En este sentido, consideramos que el desarrollo del Estado de derecho, donde
prevalece el imperio de la ley, y esta última como genuina expresión de la voluntad
general, hizo posible el establecimiento de la administración pública moderna, la
cual ha venido evolucionando y desarrollando diversos mecanismos para satisfacer
las diversas necesidades de la nación y sus intereses.

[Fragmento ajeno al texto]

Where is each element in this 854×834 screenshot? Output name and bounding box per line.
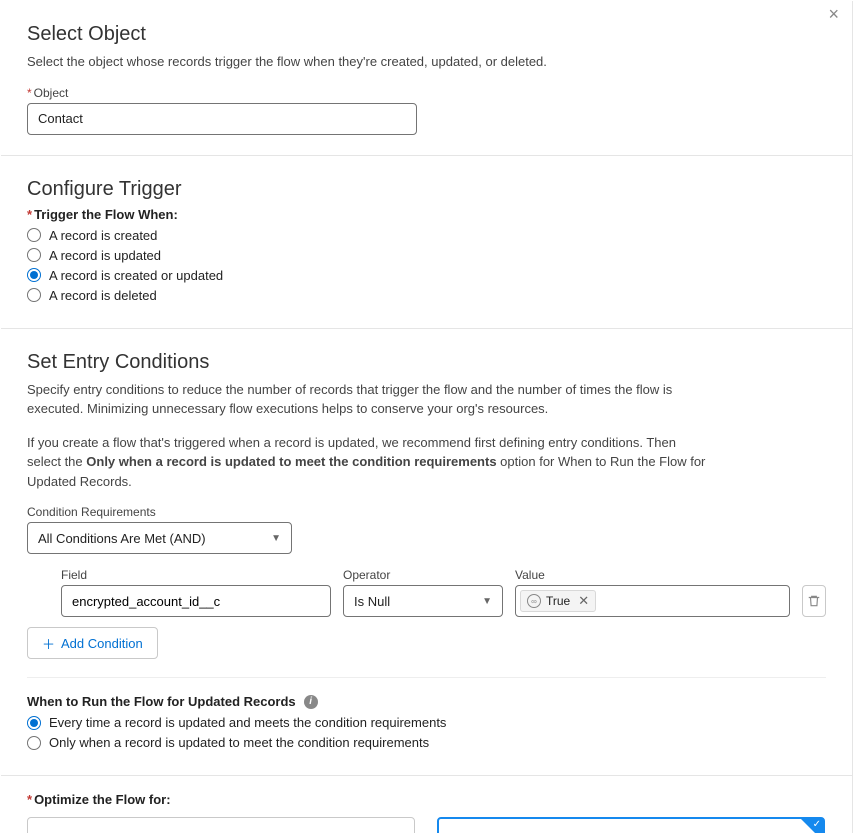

Héctor Fix-Zamudio, connotado constitucionalista de Iberoamérica, nos ofrece un
concepto de justicia administrativa, sobre la base de sus alcances y elementos, en los
términos siguientes:
«Por tanto, en sentido propio la justicia administrativa está constituida por un
conjunto bastante amplio y crecientemente complejo de instrumentos jurídicos para
la tutela de los derechos subjetivos y los intereses legítimos de los particulares frente
a la actividad de la administración pública o de la conducta en materia administrativa
de cualquier autoridad, por medio de los cuales se resuelven los conflictos que se
producen entre la administración y los administrados» (Fix-Zamudio, 2005, p. 156).
A partir de lo antes expuesto, podemos advertir que la justicia administrativa es un
mecanismo válido y difundido de tutela de los derechos de los administrados, frente
a las controversias que se puedan suscitar sobre las decisiones por parte de las
entidades, que pudieran generar lesiones, y sobre las cuales se interponen
impugnaciones, que merecen una decisión fundada en derecho, fijándose así una
jurisdicción administrativa.
Con relación a esta condición, se precisa lo siguiente:
«Posteriormente, ya en el siglo XIX, se lograría —en palabras de García de Enterría— la
transición de una justicia retenida a una justicia delegada. Se recurrió a la solución de elevar
el consejo de Estado, un órgano administrativo, al rango de órgano jurisdiccional. Este
órgano vendría a tener los poderes y la autoridad necesaria para resolver los asuntos que
fueran sometidos a su conocimiento. Se produce, pues, una independencia de la justicia
administrativa de la justicia judicial» (Rojas, 2011, p. 179).